>>>>I've seen those examples of using the identity tag with the userPrincipleName, but I just don't get that. WTF is username@domain.com supposed to be in real life? I haven't a clue.
>>>
>>>When you created the domain in Active Directory, you have to specify a domain name. That's what "domain.com" is supposed to be. "username" is your user name that you use to log into the domain with.
>>
>>Doh!! Don't know why that didn't pop into my brain by itself. Thank you for explaining that. I think that using that might be a better path to go down than what I've been trying in the past few hours.
>
>I just tried that and it didn't work. Still getting an SSPI error. This only goes in the client endpoint, right?

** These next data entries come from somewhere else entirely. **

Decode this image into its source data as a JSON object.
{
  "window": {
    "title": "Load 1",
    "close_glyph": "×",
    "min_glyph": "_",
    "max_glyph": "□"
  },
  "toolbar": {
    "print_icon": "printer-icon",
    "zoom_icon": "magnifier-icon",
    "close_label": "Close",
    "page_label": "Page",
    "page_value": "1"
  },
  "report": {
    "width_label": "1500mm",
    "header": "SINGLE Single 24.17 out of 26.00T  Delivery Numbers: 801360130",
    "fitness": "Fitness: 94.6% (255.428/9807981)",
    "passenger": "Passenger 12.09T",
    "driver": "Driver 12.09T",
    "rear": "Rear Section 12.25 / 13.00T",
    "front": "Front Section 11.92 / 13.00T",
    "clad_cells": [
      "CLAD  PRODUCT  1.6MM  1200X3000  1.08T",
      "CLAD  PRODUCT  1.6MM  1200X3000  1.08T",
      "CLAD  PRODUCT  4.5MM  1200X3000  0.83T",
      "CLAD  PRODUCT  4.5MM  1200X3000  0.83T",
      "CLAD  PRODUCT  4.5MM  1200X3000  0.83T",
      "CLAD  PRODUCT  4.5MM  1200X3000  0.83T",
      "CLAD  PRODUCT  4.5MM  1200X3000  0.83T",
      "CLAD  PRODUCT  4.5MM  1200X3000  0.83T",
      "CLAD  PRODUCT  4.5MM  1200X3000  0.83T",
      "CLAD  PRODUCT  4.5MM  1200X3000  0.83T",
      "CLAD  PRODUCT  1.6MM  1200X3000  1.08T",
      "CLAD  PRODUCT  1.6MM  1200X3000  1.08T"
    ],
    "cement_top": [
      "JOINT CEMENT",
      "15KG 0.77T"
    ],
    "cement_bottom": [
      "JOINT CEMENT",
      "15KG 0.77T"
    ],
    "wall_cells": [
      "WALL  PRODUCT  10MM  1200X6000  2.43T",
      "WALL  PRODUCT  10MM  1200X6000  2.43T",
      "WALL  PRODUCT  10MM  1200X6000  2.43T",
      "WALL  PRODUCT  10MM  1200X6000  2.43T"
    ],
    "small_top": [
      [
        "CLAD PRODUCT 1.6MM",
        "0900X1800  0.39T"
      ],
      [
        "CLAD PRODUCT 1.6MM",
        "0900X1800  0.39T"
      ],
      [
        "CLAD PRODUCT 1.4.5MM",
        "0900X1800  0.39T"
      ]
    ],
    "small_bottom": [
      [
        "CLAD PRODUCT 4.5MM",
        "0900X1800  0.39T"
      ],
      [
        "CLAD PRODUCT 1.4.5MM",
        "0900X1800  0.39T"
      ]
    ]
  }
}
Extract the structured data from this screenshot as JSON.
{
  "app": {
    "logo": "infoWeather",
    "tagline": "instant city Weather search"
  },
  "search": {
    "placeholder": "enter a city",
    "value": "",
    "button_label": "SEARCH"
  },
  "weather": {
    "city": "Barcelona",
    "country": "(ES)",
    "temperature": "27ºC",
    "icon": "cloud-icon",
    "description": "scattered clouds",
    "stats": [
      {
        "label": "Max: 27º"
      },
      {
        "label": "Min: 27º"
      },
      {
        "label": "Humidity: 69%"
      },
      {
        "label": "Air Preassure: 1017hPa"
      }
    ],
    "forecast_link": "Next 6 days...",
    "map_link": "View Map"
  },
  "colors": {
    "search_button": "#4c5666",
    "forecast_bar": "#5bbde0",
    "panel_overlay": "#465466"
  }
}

AFAIK, yes. I don't think that the client attempts to authenticate the server.
IAC, I suppose specifying the username of the currently logged in user in the config wouldn't have changed the behaviour anyway

Few thoughts (which may be a red herrings) :

(a) In your OP you said that it worked when logged on to the client machine using a local 'Administrator' account. Were the account names *and* passwords identical on both the client and the server? Only ask because, thinking back to .NET remoting, this scenario would result in the server accepting the authentication without any reference to the domain. If the passwords were the same then it might be worth trying with different passwords. If that fails it will at least explain why the original was working.

(b) Are you sure that the problem is not with the domain/ADS itself rather than specific to WCF ?

(c) You could try using the service trace log to get more insight into the problem.....

(d) One thing I'd probably try:
Fire up the service then use a VS project on a client machine to see if you can add a service reference there via the wizard.